We ask an expert for tips on the proper usage of medication.
By Jessie Kanatzar
For many of us, prescription and over-the-counter medications are part of our everyday lives and help us to perform our daily responsibilities. Whether to alleviate pain, treat a health condition or replace a chemical deficiency, medication allows 82 percent of Americans to manage all types of illnesses, according to the Centers for Disease Control and Prevention.
But just like buckling your safety belt and looking both ways before crossing the street, we should remember every day to take precautions when storing and taking prescription medications. Failing to do so can lead to unexpected and undesirable consequences.
The Journal of the American Medical Association reports that each year, adverse drug events – or medication-related complications – lead to 700,000 ER visits and 120,000 hospitalizations. Even more staggering is that at least 40 percent of the costs associated with adverse drug events that happen outside hospitals are estimated to be preventable, according to the Institute of Medicine.
In Missouri, we currently have one of the highest prescription drug overdose mortality rates in the United States with 17 per 100,000 people dying annually from medication misuse, which is outlined in a new report from the nonprofit organization, Trust for America’s Health. And since 1999, the report states that prescription drug-related deaths in Missouri have tripled.
In light of these alarming numbers, practicing medication safety is needed now more than ever.
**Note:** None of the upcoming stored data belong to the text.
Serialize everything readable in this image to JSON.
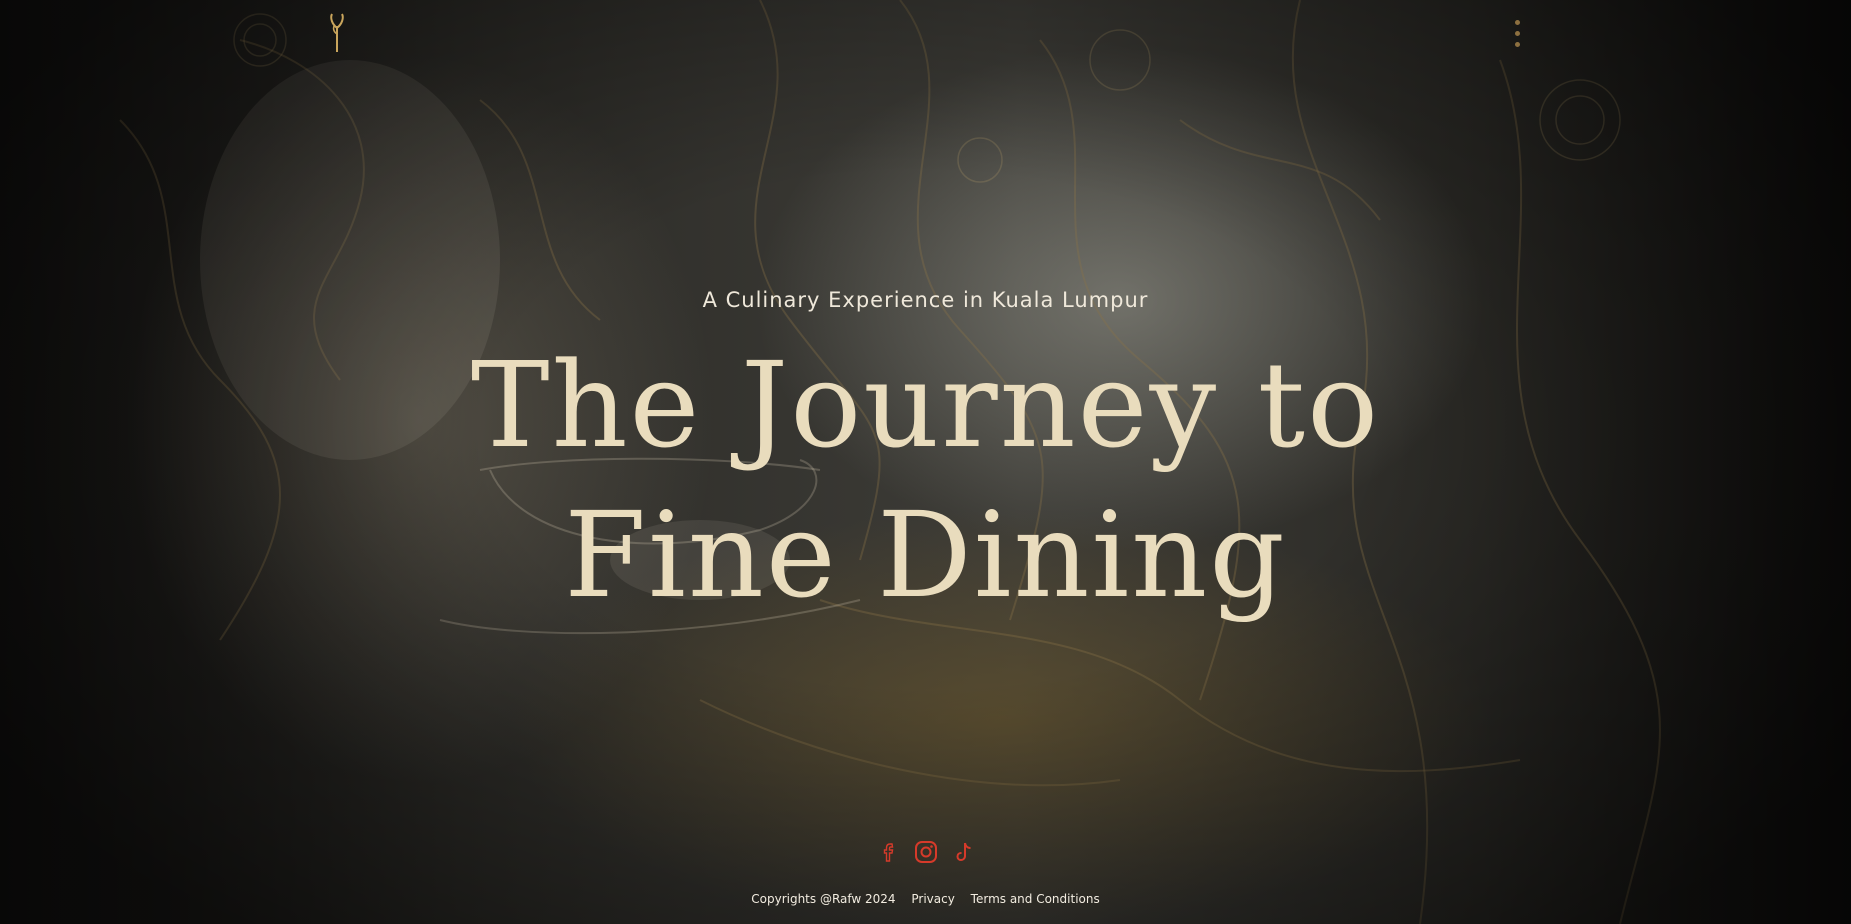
{
  "hero": {
    "subtitle": "A Culinary Experience in Kuala Lumpur",
    "headline_line1": "The Journey to",
    "headline_line2": "Fine Dining"
  },
  "header": {
    "logo_icon": "sprout-logo-icon",
    "menu_icon": "vertical-dots-menu-icon"
  },
  "social": [
    {
      "icon": "facebook-icon"
    },
    {
      "icon": "instagram-icon"
    },
    {
      "icon": "tiktok-icon"
    }
  ],
  "footer": {
    "copyright": "Copyrights @Rafw 2024",
    "privacy": "Privacy",
    "terms": "Terms and Conditions"
  },
  "colors": {
    "accent": "#e8dcba",
    "social_icon": "#d63a2a",
    "menu_dots": "#8d7040",
    "logo": "#c9a55c"
  }
}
By taking some additional steps to ensure safety, we can hopefully minimize these instances.
Storing and Disposing
With medication safety, we often think about proper consumption and use, but proper storage of both prescription and over-the-counter medicine is just as important.
When you’re not using your medication, always be sure to store it in a cool, dry place, such as a cabinet or designated shelf. If you have young children, keep medications high enough out of their reach. Upon choosing a spot to store, make sure it’s not very bright because light can degrade your medication. Therefore, keep it away from powerful indoor lighting or windowsills.
If your medication is stored for an extended time, be aware of the expiration date and honor it. Old pills degrade over time and can even spur bacteria growth. Most over-the-counter pills expire after one year, so rather than settle on a less expensive 500-count bottle of pain reliever, go with a smaller bottle and restock when the supply runs out.
When it comes time to get rid of old medication, be mindful. Flushing pills down the drain can be harmful to the environment. Instead, remove old prescriptions through medication disposal programs, which are often offered through pharmacies and police stations, including the Kansas City Police Department.
Using and Measuring
First off, always pay close attention to the warning labels, even if you’ve been taking the same medication for years. It’s important to make sure you’re following the consumption directions because your doctor may have altered your dosage, or the manufacturer may have made a slight change in the directions.
Directions often call for swallowing pills with water. In these cases, do not consume with other beverages, such as juice, soft drinks or coffee. Beverages that are acidic, hot or carbonated can cause the medication to break down too quickly in the stomach, as opposed to the intestine where this process is supposed to happen. This can lead to harmful consequences, including stomach ulcers.
Be sure to keep track of the dropper or other devices that are to be used with the prescription. If lost, it may seem like a household spoon is a good substitute. It’s not. The measuring devices provided by a pharmacy have been specifically designed for your intended prescription dosage. Standard teaspoons can also vary between one to nine milliliters, making them unreliable and inconsistent.
Tips for Parents
For parents, practicing medication safety with your children can ensure that they will be safe, even when you’re not around. Children should never take smaller doses of medication that is intended for adults. You should instead seek out medication that is specifically formulated for children.
Of course, finding a kid-safe medication is only half the battle. As many parents know, getting your child to actually take medicine can be quite a challenge, so it may be tempting to refer to medicine as “candy.” This is never a good idea. Doing so can entice your child to look for the medicine and potentially overdose when you’re not present.
The most important lesson in safe medication is an easy one to remember:
When in doubt, always contact your pharmacist.
Jessie Kanatzar is an Everest College pharmacy technician instructor and a nationally certified pharmacy technician with years of experience in teaching and retail pharmacy.